Mme Danielle SIMONNET.- En 2017, on avait 244.421 demandes de logement social qui avaient été déposées ou renouvelées pour seulement 11.000 attributions, et évidemment, comme je pense que la moitié du logement social fourni doit être en conventionnement, il y a peu de logements sociaux accessibles face aux nombreux demandeurs et c’est un problème.

On est aussi sur une augmentation du nombre de personne sans abri, 3.622 personnes décomptées lors de la Nuit de la Solidarité, et on a un nombre d’expulsions locatives record, soit 1.229 procédures d’expulsion exécutées en 2018 et qui ne comptent pas toutes les personnes qui sont parties de leur logement face aux menaces d’expulsion avant que l’expulsion ne soit exécutée en tant que telle.

Voilà toutes les facettes de la crise du logement. On a 36 associations du Collectif des associations unies pour une nouvelle politique publique du logement des personnes sans abri et mal logées, qui déclaraient le 27 mars 2019 craindre une crise humanitaire avec les remises à la rue à la fin de l’hiver. En effet, à toute cette crise du logement vient s’ajouter la logique de l’hébergement au thermomètre, qui fait que dès que le printemps arrive, on ferme des milliers de places d’hébergement qui ont été ouvertes en hiver. Il est temps de passer à une politique “le logement d’abord”.

A travers ce vœu, je souhaite poser un certain nombre de questions.

Premièrement, savoir quel est l’impact des commissions locales de prévention des expulsions. Il faudrait qu’on ait une évaluation pour voir s’il faut généraliser ou si l’impact est moindre ; savoir comment cela s’est passé. Deuxièmement, que la Ville de Paris demande à la Préfecture les données concernant les expulsions locatives pour l’année 2018 et pour les 10 dernières, avec chaque fois le nombre par arrondissement et par type de bailleur ; cela me semble essentiel. Ensuite, que lors de toute expulsion de domicile sur le territoire de Paris il soit fourni au maire et à son représentant qualifié la justification d’une solution effective des centres et adaptée de relogement, pour qu’on soit bien dans la règle “pas d’expulsion sans relogement”. Que la Maire de Paris – et ce sont les deux derniers points – décide de prendre un arrêté en ce sens, quitte à en assumer les conséquences devant le tribunal administratif, que la Maire de Paris fasse comme le maire de Grenoble. Si tous les maires de France se mettaient à déposer des arrêtés anti-expulsion, peut-être qu’on ferait enfin évoluer le débat. Enfin et je finirai par là, que la Maire de Paris interpelle le gouvernement et la Préfecture pour que la totalité des places d’hébergement d’hiver soit pérennisée toute l’année.
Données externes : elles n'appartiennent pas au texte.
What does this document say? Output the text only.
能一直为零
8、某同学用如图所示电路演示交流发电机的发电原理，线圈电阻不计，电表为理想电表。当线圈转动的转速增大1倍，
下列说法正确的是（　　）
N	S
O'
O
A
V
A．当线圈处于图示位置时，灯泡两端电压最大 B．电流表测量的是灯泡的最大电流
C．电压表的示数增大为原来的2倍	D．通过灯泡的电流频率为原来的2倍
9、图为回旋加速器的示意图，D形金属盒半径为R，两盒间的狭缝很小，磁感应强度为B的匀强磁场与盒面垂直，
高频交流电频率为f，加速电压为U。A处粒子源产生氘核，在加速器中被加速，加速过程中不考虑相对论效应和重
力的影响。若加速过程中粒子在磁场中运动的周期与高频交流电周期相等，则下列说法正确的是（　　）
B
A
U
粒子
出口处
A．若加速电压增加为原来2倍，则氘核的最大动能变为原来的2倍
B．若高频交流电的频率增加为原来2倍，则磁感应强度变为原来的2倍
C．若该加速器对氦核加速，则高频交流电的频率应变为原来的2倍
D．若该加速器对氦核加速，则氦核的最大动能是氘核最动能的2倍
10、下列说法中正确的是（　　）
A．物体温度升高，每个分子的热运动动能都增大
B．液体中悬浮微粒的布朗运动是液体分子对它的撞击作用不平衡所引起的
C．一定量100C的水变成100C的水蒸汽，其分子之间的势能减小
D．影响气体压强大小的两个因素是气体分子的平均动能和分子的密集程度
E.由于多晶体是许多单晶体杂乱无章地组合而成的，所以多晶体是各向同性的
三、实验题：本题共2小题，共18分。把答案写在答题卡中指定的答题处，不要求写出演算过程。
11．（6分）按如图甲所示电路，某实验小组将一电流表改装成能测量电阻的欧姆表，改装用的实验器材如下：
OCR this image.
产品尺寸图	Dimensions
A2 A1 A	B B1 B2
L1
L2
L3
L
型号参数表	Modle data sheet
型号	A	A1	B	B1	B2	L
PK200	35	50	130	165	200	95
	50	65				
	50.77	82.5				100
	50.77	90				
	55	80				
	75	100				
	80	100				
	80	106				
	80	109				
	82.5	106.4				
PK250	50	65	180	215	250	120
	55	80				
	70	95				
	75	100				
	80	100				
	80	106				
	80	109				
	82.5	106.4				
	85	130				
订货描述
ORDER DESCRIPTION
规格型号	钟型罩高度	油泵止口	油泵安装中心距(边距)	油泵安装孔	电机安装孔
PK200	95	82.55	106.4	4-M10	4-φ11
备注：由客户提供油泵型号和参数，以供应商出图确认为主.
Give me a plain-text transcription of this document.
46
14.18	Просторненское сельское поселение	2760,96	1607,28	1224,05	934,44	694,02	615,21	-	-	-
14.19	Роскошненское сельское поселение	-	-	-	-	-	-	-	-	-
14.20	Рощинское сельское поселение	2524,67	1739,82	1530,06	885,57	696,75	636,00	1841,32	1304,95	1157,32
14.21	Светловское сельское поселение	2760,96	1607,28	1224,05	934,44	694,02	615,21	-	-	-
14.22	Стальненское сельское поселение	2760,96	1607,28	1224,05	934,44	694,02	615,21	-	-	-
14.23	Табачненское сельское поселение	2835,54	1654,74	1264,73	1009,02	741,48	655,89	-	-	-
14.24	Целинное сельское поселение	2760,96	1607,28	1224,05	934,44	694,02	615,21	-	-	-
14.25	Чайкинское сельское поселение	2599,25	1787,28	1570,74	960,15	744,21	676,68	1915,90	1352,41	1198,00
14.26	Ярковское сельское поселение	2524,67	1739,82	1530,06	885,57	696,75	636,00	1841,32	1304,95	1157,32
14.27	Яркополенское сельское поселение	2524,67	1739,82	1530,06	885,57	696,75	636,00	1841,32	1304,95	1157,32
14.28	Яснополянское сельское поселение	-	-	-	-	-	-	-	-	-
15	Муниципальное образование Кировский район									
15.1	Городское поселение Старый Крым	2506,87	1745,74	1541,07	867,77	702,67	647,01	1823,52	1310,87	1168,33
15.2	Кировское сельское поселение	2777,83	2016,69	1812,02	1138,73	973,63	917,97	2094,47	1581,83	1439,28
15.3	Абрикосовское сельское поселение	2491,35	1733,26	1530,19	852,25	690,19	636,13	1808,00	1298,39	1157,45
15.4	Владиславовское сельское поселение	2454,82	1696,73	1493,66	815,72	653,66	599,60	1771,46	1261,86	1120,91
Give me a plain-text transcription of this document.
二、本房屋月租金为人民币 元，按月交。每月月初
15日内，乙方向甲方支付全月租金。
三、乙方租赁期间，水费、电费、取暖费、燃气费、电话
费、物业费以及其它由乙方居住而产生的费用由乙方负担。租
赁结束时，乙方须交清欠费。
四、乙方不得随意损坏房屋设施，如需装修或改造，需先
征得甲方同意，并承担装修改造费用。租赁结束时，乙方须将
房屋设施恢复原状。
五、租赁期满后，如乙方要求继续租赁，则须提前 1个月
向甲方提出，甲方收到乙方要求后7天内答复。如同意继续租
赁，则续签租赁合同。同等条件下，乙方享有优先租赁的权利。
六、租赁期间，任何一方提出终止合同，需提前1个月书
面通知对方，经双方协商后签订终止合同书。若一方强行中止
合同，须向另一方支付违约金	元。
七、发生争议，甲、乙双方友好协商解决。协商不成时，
J’aimerais également savoir ce qu’il en est du recensement des logements et bâtiments vides avec l’Etat et de ce bras de fer. Cela fait plus d’un an et rien n’avance.

 

Mme Danielle SIMONNET.- Je maintiens mon vœu et je voterai le vœu de l’Exécutif. Mais, dans le vœu de l’Exécutif, il n’y a toujours aucun courage pour prendre un arrêté anti-expulsion.